Soupçons d’espionnage au siège de la Région : un AngelGate à Lyon ?
Va-t-on vers un petit « AngelGate » local à l’image de ce qui s’est passé avec « les Fadettes » du Monde ou les faux voleurs du Watergate mais façon Big-Brother à la chinoise ? « A l’évidence, tant pour la majorité que pour l’opposition, le dossier est explosif.
« Cette affaire d’espionnage des boites électroniques de la région qui a duré de novembre 2015 à janvier 2017 est très grave », reconnaît Laurent Wauquiez, président de la Région Auvergne Rhône-Alpes qui semble tout aussi perturbé que l’ancien exécutif que pilotaient Jean-Jack Queyranne et Jean François Debat, le patron du PS à la Région.
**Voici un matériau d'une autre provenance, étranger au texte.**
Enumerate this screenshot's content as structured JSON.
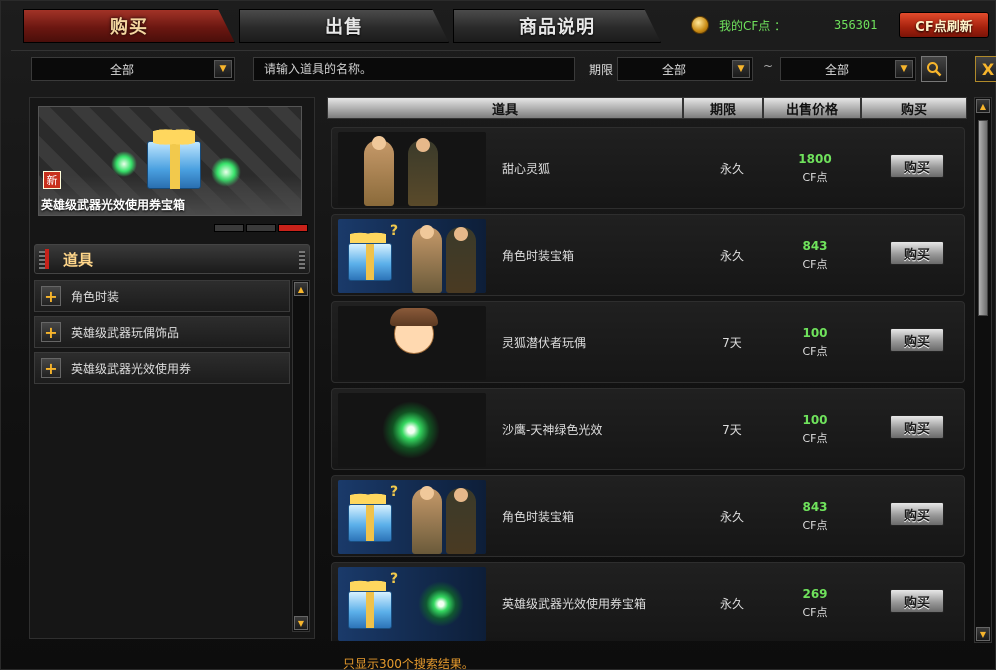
{
  "tabs": [
    {
      "label": "购买",
      "active": true
    },
    {
      "label": "出售",
      "active": false
    },
    {
      "label": "商品说明",
      "active": false
    }
  ],
  "account": {
    "cf_label": "我的CF点 ：",
    "cf_value": "356301",
    "refresh_label": "CF点刷新",
    "coin_icon": "coin-icon"
  },
  "filters": {
    "category": "全部",
    "search_placeholder": "请输入道具的名称。",
    "period_label": "期限",
    "period_from": "全部",
    "tilde": "~",
    "period_to": "全部",
    "search_icon": "search-icon",
    "close_label": "X"
  },
  "preview": {
    "new_badge": "新",
    "item_name": "英雄级武器光效使用券宝箱"
  },
  "category_panel": {
    "header": "道具",
    "items": [
      "角色时装",
      "英雄级武器玩偶饰品",
      "英雄级武器光效使用券"
    ]
  },
  "table": {
    "headers": [
      "道具",
      "期限",
      "出售价格",
      "购买"
    ],
    "buy_label": "购买",
    "unit": "CF点",
    "rows": [
      {
        "name": "甜心灵狐",
        "period": "永久",
        "price": "1800",
        "thumb": "female-characters"
      },
      {
        "name": "角色时装宝箱",
        "period": "永久",
        "price": "843",
        "thumb": "gift-box-characters"
      },
      {
        "name": "灵狐潜伏者玩偶",
        "period": "7天",
        "price": "100",
        "thumb": "doll"
      },
      {
        "name": "沙鹰-天神绿色光效",
        "period": "7天",
        "price": "100",
        "thumb": "green-glow"
      },
      {
        "name": "角色时装宝箱",
        "period": "永久",
        "price": "843",
        "thumb": "gift-box-characters"
      },
      {
        "name": "英雄级武器光效使用券宝箱",
        "period": "永久",
        "price": "269",
        "thumb": "gift-box-glow"
      }
    ]
  },
  "footer": {
    "note": "只显示300个搜索结果。"
  },
  "colors": {
    "accent_red": "#a23327",
    "price_green": "#6fe25c",
    "gold": "#f7b52c",
    "note_orange": "#e69a2d"
  }
}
Du coup avant de déposer plainte, Laurent Wauquiez lance un audit interne. Cette découverte incroyable a été faite par le Syndicat Sud CT en ce début d’année. Pensant être victime d’un hacker extérieur, le syndicat a alerté le cabinet et demandé une enquête pour savoir qui est derrière ce piratage systématique de ses boites mail et de toutes les autres. Personne n’y échappe : directeurs, agents, syndicats, élus ou groupes politiques majorité ou opposition toute tendance confondues sans parler du contrôle des relations avec les journalistes !
AngelGate : l’arroseur… arrosé !
Chercher à comprendre ce qui s’est passé et par quel circuit, c’est ce qu’a fait le journaliste Gérard Angel, fondateur de la lettre politico satirique « Les potins d’Angèle » qui outre ses petites brèves taquines, fait depuis onze ans des enquêtes qui dérangent son sport favori. Le tout avec pugnacité, indiscrétion et humour un peu à la sauce « Canard enchaîné ».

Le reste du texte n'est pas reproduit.